Священник сложил ладони перед собой и некоторое время делал вид, что молится, а герцог, составив самое благостное и даже обеспокоенное выражение лица наблюдал за этим в полном молчании. И только изредка глаза его светлости перебегали на темный, завешенный портьерой угол в дальнем углу рыцарской залы, которая в такие моменты колебалась от непременных в старинных замках сквозняков.
– Итак, ваша светлость, вернемся к нашей беседе. Вы помнится сетовали, что нет с нами вашего кузена Ансельма и намекали, как мне показалось, что подготовка к вашему отречению идет полным ходом. Или мне это лишь показалось? Может вы опять сомневаетесь в необходимости этого шага?
– Что вы! Что вы… – устало взмахнул руками герцог. – Все уж решено окончательно. Я стар, ваше преподобие и власть уже не держится в моих руках, так уж пусть лучше ее передать в добрые родственные руки, чем она выпадет в прах и смуту, увлекая туда же все мое герцогство.
Их Светлость прикрыли глаза ладонями, плечи герцога несколько раз вздрогнули, и он надолго замер обессиленный. Эта сцена, наверное, могла бы продолжаться бесконечно, но священник не выдержал первым и поторопил собеседника вернуться к делам насущным.
– Полноте, ну полно, ваша светлость! Я верю, что ваше беспокойство о судьбе государства велико, но уверяю вас, что ваш кузен исполнен самых серьезных намерений сохранить прежние в государстве порядки и позаботится о его гражданах. А если он и изменит что-то, то лишь ради общего блага. Вам же теперь стоит подумать не о делах земных и суетных, но об вашей мятущейся душе. Или мысль о страшном суде не наводит на вас ужас больший, чем пустой страх о потере власти?
И в этот момент герцог Альбрехт опять затрясся в притворных рыданиях.
– Я вижу, что вразумления мои смогли растрогать ваше сердце. В том и миссия моя на этом свете, чтобы наставлять и направлять заблудших. И в очередной раз я напоминаю вам, что в далекой Италии есть место для таких усталых путников как вы – ибо все мы на этой земле путники – и там найдут для вас слова утешения.

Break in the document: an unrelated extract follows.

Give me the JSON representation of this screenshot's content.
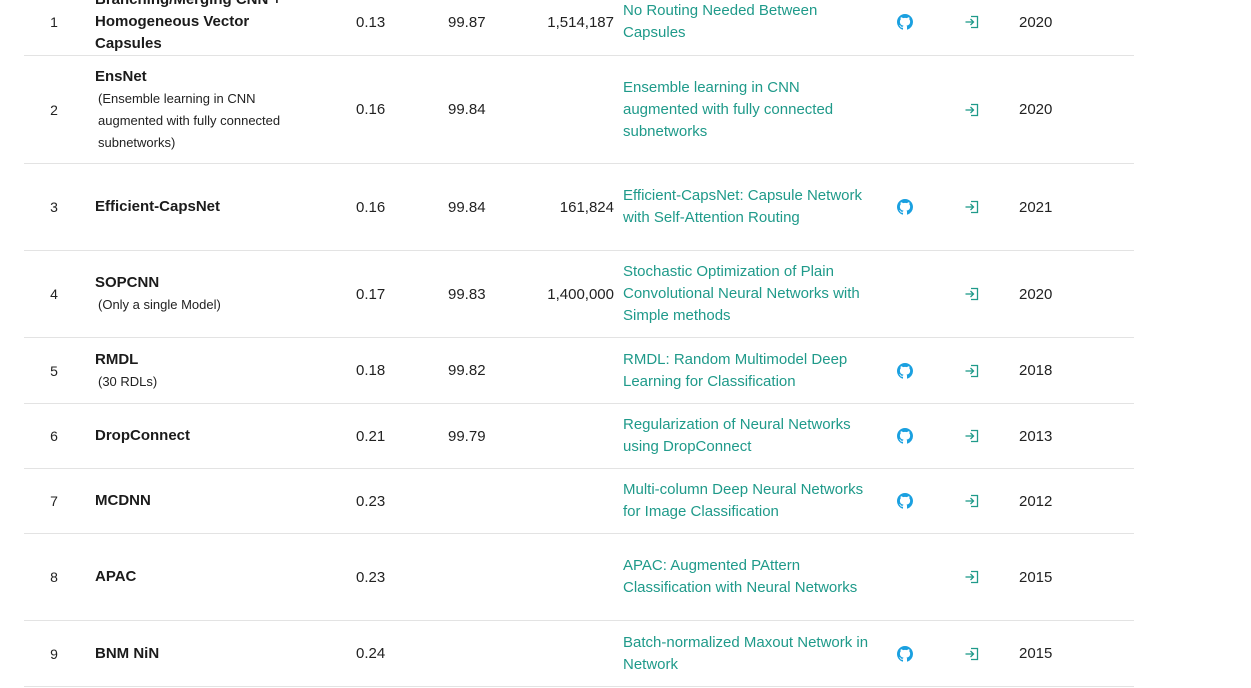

– Именно, преподобный, именно! В монастырь святого Бекона. Там такому старому греховоднику самое место! Как о величайшей милости прошу вас об этом приюте. О приюте да о чашке чечевичной похлебке на ужин…
– Бекана, Ваша Светлость! Никак не возьму в только: серьезно ли вы теперь разговариваете или насмехаетесь надо мной и над матерью нашей католической церковью!
– Мне ваше преподобие не до смеха теперь. – заговорил герцог Альбрехт тихо и совершенно серьезно. – Может ли смеяться тот, кто в одночасье теряет все чем дорожил превыше всего и что берег, как некоторые берегут чистоту души. Нет, преподобный, если этот человек не потерял рассудок, то он не станет смеяться, а мой рассудок при мне, можешь мне поверить, инквизитор. Я ясно вижу боевые стяги кузена Ансельма у моих границ и поверь человеку, который много раз бывал на поле боя, что я готов скорее выть от бессилия, чем смеяться.
Так зловещ был его голос, что даже святой отец испугался и глаза преподобного расширились от ужаса. Впрочем, священник быстро овладел собой, да и герцог уже опомнился и вновь вернулся к прежней не то шутовской, не то заискивающей манере разговора.
– Ну Бекана так Бекана, лишь бы кормили там без скупости, да не донимали всяким книжным вздором. – проговорил герцог и глаза его плутовато сверкнули из-под приопущенных век.
– Я напишу отцу настоятелю, чтобы он не тратил на тебя ни книг, ни увещеваний, ибо ты уже давно утратил страх божий. Что же касаемо тяжелой кавалерии курфюрста Ансельма, то она может угрожать только герцогу Альбрехту, но не монаху. Вот о чем тебе теперь стоит помнить! – сказал инквизитор и голос его в этот момент возвысился, как если бы он был теперь в храме и с кафедры пугал бы прихожан адскими муками.